The Moscow Finnish School (MFS, Moskovan suomalainen peruskoulu, MSP) is a Finnish-education private school in Lomonosovsky District, South-Western Administrative Okrug, Moscow, Russia, operated by Suomalainen Koulutusyhdistys ry (lit. 'Finnish Education Association'). The school uses Finnish as its language of instruction and has lower and higher educational stages.

The school was founded in 1965. It moved to its current campus in 2003. It occupies 660 sqm of space on the third floor of its building, using it as classroom space.
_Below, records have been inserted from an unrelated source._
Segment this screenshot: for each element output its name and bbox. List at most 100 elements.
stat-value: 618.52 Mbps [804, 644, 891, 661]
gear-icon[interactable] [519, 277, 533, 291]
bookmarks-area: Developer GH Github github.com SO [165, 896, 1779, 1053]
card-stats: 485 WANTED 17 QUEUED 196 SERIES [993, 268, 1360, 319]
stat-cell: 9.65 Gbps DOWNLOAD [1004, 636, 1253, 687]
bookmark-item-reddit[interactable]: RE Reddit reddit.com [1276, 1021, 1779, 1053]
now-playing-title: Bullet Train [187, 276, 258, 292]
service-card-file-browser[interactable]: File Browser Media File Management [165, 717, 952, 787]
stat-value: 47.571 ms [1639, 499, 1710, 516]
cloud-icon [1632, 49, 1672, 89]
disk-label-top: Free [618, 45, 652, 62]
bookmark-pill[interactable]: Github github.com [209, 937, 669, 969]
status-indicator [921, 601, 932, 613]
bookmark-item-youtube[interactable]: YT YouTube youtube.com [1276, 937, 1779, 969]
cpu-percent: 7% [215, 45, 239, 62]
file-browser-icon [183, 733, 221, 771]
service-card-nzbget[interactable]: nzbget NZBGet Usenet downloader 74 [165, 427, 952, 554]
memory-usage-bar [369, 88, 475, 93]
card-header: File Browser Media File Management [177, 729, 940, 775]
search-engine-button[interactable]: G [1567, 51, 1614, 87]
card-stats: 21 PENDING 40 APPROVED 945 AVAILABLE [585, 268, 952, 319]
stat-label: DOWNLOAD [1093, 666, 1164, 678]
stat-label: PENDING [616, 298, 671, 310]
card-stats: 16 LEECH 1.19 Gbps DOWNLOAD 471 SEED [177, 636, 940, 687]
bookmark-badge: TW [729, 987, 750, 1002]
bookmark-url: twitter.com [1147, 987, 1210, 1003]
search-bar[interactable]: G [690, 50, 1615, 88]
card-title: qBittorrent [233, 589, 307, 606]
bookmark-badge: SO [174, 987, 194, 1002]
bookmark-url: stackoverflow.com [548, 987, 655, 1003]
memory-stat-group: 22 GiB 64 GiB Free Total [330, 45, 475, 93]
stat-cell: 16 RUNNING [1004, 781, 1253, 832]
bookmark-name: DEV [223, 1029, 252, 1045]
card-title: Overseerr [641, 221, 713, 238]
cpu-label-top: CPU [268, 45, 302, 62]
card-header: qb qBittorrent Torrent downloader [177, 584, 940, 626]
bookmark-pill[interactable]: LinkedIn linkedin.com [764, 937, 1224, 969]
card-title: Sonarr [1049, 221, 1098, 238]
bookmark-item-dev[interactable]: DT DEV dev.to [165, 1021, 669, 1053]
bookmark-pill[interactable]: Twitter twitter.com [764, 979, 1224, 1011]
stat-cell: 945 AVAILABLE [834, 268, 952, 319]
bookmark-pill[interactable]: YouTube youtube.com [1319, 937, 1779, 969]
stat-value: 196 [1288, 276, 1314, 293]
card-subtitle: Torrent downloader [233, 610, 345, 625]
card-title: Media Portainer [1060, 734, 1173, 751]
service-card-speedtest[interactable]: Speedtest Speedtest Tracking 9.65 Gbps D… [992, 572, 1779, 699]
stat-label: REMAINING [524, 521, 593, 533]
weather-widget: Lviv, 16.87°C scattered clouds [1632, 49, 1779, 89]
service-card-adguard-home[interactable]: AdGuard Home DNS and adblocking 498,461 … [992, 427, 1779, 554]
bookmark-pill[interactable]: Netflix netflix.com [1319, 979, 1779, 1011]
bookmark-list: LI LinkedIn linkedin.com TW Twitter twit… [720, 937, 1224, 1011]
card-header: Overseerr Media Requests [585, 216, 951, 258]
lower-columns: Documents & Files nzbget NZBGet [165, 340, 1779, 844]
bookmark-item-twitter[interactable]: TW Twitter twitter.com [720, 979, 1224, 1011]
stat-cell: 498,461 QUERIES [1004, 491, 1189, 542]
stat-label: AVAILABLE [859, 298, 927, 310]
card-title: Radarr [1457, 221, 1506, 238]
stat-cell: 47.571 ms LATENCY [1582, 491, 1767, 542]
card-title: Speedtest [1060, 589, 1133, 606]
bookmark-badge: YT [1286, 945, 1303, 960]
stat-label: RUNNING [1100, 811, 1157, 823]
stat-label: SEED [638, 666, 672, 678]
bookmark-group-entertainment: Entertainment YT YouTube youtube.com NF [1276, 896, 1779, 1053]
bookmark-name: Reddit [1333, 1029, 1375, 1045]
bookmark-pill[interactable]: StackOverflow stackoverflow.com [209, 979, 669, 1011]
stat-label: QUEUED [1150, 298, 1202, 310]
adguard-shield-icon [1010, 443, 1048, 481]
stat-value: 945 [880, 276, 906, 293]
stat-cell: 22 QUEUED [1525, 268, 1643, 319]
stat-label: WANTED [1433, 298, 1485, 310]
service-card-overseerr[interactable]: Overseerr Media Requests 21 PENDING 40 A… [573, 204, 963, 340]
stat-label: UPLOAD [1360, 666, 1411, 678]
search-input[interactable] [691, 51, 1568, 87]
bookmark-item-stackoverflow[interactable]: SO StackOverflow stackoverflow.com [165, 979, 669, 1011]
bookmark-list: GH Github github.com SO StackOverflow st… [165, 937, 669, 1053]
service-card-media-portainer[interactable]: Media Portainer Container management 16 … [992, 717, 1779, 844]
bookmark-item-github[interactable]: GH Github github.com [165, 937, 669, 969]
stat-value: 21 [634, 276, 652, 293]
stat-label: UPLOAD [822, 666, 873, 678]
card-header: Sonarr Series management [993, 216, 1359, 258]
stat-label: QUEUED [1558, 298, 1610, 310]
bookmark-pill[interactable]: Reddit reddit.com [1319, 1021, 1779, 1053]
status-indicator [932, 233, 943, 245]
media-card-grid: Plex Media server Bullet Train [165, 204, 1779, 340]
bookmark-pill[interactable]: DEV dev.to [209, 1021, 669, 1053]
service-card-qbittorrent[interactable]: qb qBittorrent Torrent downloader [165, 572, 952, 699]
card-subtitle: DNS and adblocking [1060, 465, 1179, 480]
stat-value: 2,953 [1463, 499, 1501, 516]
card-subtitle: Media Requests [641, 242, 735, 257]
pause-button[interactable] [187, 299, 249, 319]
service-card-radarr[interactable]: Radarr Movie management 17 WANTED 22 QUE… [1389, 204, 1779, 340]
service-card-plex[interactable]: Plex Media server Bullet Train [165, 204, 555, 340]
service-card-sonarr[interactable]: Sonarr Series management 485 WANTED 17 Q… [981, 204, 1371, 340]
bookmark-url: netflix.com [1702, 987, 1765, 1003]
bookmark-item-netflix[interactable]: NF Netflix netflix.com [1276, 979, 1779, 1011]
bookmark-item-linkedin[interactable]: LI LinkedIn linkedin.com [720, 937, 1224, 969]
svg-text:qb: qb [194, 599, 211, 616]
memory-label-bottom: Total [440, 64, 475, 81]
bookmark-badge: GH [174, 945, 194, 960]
It shares the campus with the Moscow Japanese School, the Swedish School in Moscow, and the Scuola Italiana Italo Calvino (Italian school). The campus also has a dining hall, an indoor gymnasium, a technical classroom, a playing field that doubles as a skating rink in the winter, and outdoor athletic fields.

Most of the children have parents who work for the Embassy of Finland in Moscow and for Finnish companies. As of the 2007/2008 school year, there were 36 students in classes zero through nine.